Harald Welzer
Harald Welzer (born July 27, 1958 in Bissendorf near Hanover ) is a German sociologist and social psychologist . Today he works as a publicist.
Life
education
Welzer studied sociology, political science and literature at the University of Hanover , where he received his doctorate in sociology in 1988. He completed his habilitation in social psychology in 1993 and sociology in 2001.
Employment
From 1988 to 1993, Welzer was a research assistant in the history, philosophy and social sciences department at the University of Hanover. He then worked there until 1999 as a lecturer in social psychology.
Welzer was director of the Center for Interdisciplinary Memory Research (CMR) and head of various sub-projects of the research focus on Climate Culture at the Institute for Cultural Studies in Essen . From 2001 to 2012 he was Professor of Social Psychology at the private University of Witten / Herdecke .
Harald Welzer is co-founder and director of the non-profit foundation Futurzwei.
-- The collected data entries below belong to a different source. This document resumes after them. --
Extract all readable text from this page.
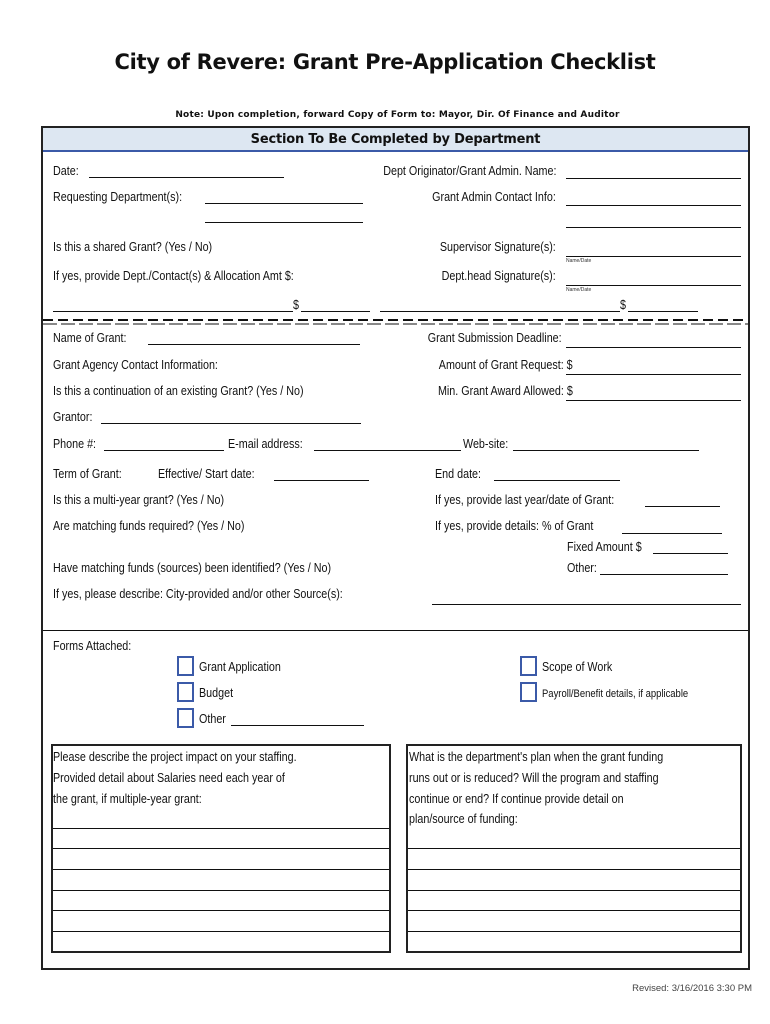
City of Revere: Grant Pre-Application Checklist
Note: Upon completion, forward Copy of Form to: Mayor, Dir. Of Finance and Auditor
Section To Be Completed by Department
Date:	Dept Originator/Grant Admin. Name:
Requesting Department(s):	Grant Admin Contact Info:
Is this a shared Grant? (Yes / No)	Supervisor Signature(s):
Name/Date
If yes, provide Dept./Contact(s) & Allocation Amt $:	Dept.head Signature(s):
Name/Date
$	$
Name of Grant:	Grant Submission Deadline:
Grant Agency Contact Information:	Amount of Grant Request: $
Is this a continuation of an existing Grant? (Yes / No)	Min. Grant Award Allowed: $
Grantor:
Phone #:	E-mail address:	Web-site:
Term of Grant:	Effective/ Start date:	End date:
Is this a multi-year grant? (Yes / No)	If yes, provide last year/date of Grant:
Are matching funds required? (Yes / No)	If yes, provide details: % of Grant
Fixed Amount $
Have matching funds (sources) been identified? (Yes / No)	Other:
If yes, please describe: City-provided and/or other Source(s):
Forms Attached:
Grant Application	Scope of Work
Budget	Payroll/Benefit details, if applicable
Other
Please describe the project impact on your staffing.
Provided detail about Salaries need each year of
the grant, if multiple-year grant:
What is the department's plan when the grant funding
runs out or is reduced? Will the program and staffing
continue or end? If continue provide detail on
plan/source of funding:
Revised: 3/16/2016 3:30 PM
Sustainability Foundation , which has set itself the task of showing and promoting alternative lifestyles and economic forms and since July 2012 honorary professor for transformation design at the European University of Flensburg , where he heads the Norbert Elias Center for Transformation Design & Research . Welzer is also an Affiliated Member of Faculty at the Marial Center at Emory University (Atlanta / USA), he teaches at the University of St. Gallen and is a member of numerous scientific advisory boards and academies. The focus of his research and teaching is memory, group violence and cultural studies climate impact research.
Welzer lives in Berlin.
Communication theory
Welzer's main scientific work, which is based on his habilitation thesis, was published in 2002 under the title Das kommunikative Gedächtnis . Referring to neurobiological research, Welzer explains that human memory is based on an active mental process that functions largely unconsciously and "implicitly". Human memory has a social function: the interplay of individuality and community is organized in different memory functions. Popular metaphors that compare memory as a store of knowledge to a computer hard drive are misleading. Memory images are not stored as finished data sets at a specific point in the brain. If the brain wants to activate memory, it has to reconstruct elements from different areas. Each time a memory is called up, new networks are formed associatively. The memory fragments of media experiences are basically treated in the same way as the fragments of “lived” memories. In the reconstruction of memory, the sources are mixed up.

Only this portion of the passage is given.